A more nuanced concept of privilege: the term “intersectionality”

I, maybe more than most people, can completely understand why broke white folks get pissed when the word “privilege” is thrown around. As a child I was constantly discriminated against because of my poverty, and those wounds still run very deep. But luckily my college education introduced me to a more nuanced concept of privilege: the term “intersectionality.” The concept of intersectionality recognizes that people can be privileged in some ways and definitely not privileged in others. There are many different types of privilege, not just skin-color privilege, that impact the way people can move through the world or are discriminated against. These are all things you are born into, not things you earned, that afford you opportunities that others may not have.

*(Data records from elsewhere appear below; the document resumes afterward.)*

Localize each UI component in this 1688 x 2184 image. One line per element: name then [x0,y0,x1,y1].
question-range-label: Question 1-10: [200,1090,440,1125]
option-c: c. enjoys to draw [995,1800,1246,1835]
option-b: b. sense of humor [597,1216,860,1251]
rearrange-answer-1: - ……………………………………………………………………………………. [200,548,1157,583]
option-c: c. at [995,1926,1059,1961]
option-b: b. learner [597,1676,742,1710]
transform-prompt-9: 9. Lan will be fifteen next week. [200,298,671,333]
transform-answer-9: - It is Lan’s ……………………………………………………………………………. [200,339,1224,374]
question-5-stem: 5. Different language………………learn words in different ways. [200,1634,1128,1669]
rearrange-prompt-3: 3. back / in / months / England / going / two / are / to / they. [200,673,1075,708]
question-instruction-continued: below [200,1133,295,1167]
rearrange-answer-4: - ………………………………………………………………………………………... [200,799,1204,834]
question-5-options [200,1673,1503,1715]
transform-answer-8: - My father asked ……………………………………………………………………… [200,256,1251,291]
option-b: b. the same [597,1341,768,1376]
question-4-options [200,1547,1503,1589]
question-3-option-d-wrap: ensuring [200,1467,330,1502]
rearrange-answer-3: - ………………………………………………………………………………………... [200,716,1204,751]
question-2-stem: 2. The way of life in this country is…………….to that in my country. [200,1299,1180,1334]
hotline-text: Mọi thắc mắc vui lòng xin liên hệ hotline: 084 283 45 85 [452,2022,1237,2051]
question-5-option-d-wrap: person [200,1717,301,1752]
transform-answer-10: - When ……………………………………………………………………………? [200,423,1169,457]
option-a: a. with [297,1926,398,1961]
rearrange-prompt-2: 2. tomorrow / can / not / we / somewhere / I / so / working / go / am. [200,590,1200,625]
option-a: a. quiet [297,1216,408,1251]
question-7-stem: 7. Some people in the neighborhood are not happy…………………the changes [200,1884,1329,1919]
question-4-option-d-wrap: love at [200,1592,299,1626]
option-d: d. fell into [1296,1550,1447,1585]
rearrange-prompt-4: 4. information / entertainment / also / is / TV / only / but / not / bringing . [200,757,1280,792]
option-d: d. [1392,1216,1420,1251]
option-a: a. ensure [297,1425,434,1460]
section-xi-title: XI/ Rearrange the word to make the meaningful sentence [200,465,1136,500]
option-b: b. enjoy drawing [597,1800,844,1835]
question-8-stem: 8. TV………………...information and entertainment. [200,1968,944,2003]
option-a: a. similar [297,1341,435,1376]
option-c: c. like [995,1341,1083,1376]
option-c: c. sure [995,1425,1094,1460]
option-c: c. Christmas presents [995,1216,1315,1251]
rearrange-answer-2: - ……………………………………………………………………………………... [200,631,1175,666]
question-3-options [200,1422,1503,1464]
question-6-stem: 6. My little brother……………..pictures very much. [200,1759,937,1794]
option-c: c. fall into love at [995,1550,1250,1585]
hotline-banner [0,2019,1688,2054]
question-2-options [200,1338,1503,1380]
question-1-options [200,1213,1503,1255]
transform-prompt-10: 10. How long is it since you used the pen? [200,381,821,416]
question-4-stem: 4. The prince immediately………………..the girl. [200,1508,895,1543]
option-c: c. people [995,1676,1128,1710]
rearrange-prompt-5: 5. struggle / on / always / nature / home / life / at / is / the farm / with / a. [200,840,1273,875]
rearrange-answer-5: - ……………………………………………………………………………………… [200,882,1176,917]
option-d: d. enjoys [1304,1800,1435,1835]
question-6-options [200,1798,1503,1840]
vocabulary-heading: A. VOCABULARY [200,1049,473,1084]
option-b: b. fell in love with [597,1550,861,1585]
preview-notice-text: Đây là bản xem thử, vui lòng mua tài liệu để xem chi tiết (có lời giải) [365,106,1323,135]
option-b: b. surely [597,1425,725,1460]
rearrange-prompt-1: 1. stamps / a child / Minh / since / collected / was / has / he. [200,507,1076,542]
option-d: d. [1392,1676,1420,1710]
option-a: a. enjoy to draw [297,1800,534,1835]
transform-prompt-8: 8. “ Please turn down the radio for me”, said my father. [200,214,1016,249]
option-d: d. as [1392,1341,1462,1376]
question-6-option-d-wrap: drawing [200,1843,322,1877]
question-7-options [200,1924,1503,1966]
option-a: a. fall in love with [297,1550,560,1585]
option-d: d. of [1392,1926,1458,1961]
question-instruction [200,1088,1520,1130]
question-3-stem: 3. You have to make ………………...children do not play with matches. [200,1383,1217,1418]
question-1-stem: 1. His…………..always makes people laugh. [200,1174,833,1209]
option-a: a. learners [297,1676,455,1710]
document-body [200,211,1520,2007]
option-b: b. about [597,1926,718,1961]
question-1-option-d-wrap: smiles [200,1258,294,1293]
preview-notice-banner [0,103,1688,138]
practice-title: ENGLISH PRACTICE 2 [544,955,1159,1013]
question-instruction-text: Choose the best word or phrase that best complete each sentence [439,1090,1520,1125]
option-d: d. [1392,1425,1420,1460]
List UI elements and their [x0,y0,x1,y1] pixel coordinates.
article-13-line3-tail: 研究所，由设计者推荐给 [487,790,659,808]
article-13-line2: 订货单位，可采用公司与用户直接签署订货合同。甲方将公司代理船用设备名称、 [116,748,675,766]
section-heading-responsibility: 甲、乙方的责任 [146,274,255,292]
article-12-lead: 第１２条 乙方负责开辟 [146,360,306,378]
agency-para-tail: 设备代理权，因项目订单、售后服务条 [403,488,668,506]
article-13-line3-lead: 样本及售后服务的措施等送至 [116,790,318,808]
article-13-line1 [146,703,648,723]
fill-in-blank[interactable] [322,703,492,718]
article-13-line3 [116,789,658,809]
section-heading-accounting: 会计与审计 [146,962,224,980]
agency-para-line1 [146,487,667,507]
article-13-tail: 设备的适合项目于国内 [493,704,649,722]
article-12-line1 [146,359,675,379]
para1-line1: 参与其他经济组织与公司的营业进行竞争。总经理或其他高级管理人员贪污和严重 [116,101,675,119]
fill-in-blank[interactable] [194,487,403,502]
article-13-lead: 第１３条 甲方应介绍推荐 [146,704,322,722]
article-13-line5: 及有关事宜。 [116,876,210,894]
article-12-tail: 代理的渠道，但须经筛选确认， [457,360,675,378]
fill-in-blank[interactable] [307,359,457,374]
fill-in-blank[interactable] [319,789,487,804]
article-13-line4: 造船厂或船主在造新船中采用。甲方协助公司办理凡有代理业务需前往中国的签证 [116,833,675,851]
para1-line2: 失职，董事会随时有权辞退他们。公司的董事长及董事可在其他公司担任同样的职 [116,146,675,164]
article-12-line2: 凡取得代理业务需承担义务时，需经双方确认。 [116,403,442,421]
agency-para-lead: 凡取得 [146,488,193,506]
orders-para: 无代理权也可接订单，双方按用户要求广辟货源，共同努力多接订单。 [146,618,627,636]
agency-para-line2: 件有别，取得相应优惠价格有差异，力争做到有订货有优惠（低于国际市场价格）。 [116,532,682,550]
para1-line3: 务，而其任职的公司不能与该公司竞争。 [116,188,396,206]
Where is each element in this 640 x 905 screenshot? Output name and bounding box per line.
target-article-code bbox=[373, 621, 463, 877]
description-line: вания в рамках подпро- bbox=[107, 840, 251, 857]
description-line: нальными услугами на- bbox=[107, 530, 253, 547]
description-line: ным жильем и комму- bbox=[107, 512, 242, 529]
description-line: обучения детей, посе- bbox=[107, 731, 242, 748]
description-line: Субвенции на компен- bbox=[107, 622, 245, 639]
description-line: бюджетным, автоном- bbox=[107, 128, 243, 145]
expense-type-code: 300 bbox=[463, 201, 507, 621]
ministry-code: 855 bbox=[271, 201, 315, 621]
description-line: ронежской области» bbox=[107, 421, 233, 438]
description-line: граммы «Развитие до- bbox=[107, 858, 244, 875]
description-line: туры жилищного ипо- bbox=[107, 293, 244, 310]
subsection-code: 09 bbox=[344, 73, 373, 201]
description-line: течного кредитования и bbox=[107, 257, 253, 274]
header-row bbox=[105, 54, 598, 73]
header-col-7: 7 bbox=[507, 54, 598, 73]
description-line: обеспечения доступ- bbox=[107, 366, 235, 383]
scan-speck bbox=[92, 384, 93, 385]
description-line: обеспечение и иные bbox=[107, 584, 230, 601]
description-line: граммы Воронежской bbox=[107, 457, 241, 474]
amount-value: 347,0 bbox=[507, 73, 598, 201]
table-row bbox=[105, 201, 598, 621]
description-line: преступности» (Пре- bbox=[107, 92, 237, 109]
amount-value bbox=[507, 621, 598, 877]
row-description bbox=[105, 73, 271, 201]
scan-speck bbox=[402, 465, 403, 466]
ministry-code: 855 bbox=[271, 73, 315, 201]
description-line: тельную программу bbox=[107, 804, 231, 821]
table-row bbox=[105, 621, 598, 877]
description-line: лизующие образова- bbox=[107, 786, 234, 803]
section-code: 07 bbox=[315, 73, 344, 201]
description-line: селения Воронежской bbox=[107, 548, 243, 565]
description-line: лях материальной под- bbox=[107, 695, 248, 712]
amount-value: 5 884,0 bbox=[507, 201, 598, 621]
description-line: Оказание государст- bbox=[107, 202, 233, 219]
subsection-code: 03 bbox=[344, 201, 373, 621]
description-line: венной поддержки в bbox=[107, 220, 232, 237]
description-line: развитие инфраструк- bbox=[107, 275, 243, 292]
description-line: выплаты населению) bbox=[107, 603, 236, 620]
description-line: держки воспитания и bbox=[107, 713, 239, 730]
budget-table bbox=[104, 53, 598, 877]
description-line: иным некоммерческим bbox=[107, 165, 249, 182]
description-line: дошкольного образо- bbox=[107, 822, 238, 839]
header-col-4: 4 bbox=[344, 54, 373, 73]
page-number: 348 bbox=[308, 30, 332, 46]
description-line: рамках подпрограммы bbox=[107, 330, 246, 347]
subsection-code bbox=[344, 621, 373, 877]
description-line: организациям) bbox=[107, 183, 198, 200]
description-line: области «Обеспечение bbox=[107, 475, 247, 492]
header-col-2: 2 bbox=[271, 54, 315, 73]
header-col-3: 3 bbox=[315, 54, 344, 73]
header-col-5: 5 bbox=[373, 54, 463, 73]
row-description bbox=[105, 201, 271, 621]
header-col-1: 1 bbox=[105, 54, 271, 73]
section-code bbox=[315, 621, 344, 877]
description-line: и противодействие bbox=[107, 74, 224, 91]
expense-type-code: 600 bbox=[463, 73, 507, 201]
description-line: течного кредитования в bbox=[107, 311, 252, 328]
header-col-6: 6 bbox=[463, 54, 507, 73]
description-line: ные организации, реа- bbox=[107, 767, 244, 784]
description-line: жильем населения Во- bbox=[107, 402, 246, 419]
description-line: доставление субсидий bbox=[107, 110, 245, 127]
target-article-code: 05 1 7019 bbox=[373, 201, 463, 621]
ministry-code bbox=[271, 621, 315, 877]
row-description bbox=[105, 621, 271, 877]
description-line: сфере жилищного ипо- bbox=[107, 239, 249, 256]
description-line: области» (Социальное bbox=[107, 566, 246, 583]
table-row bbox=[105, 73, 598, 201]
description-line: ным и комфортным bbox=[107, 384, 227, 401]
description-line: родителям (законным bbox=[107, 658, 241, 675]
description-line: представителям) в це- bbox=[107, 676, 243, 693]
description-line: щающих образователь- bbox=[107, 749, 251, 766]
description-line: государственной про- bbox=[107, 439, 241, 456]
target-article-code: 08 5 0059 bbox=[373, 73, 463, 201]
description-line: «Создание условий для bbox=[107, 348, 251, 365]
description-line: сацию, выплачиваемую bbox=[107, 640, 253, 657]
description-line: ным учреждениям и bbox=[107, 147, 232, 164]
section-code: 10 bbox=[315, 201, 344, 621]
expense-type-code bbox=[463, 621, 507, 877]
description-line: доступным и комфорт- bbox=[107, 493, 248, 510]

For example:

Citizenship: Simply being born in this country affords you certain privileges that non-citizens will never access.

Class: Being born into a financially stable family can help guarantee your health, happiness, safety, education, intelligence, and future opportunities.

Sexual orientation: If you were born straight, every state in this country affords you privileges that non-straight folks have to fight the Supreme Court for.

Sex: If you were born male, you can assume that you can walk through a parking garage without worrying that you’ll be raped and then have to deal with a defense attorney blaming it on what you were wearing.

Ability: If you were born able-bodied, you probably don’t have to plan your life around handicap access, braille, or other special needs.

Gender identity: If you were born cisgender (that is, your gender identity matches the sex you were assigned at birth), you don’t have to worry that using the restroom or locker room will invoke public outrage.

As you can see, belonging to one or more category of privilege, especially being a straight, white, middle-class, able-bodied male, can be like winning a lottery you didn’t even know you were playing. But this is not to imply that any form of privilege is exactly the same as another, or that people lacking in one area of privilege understand what it’s like to be lacking in other areas. Race discrimination is not equal to sex discrimination and so forth.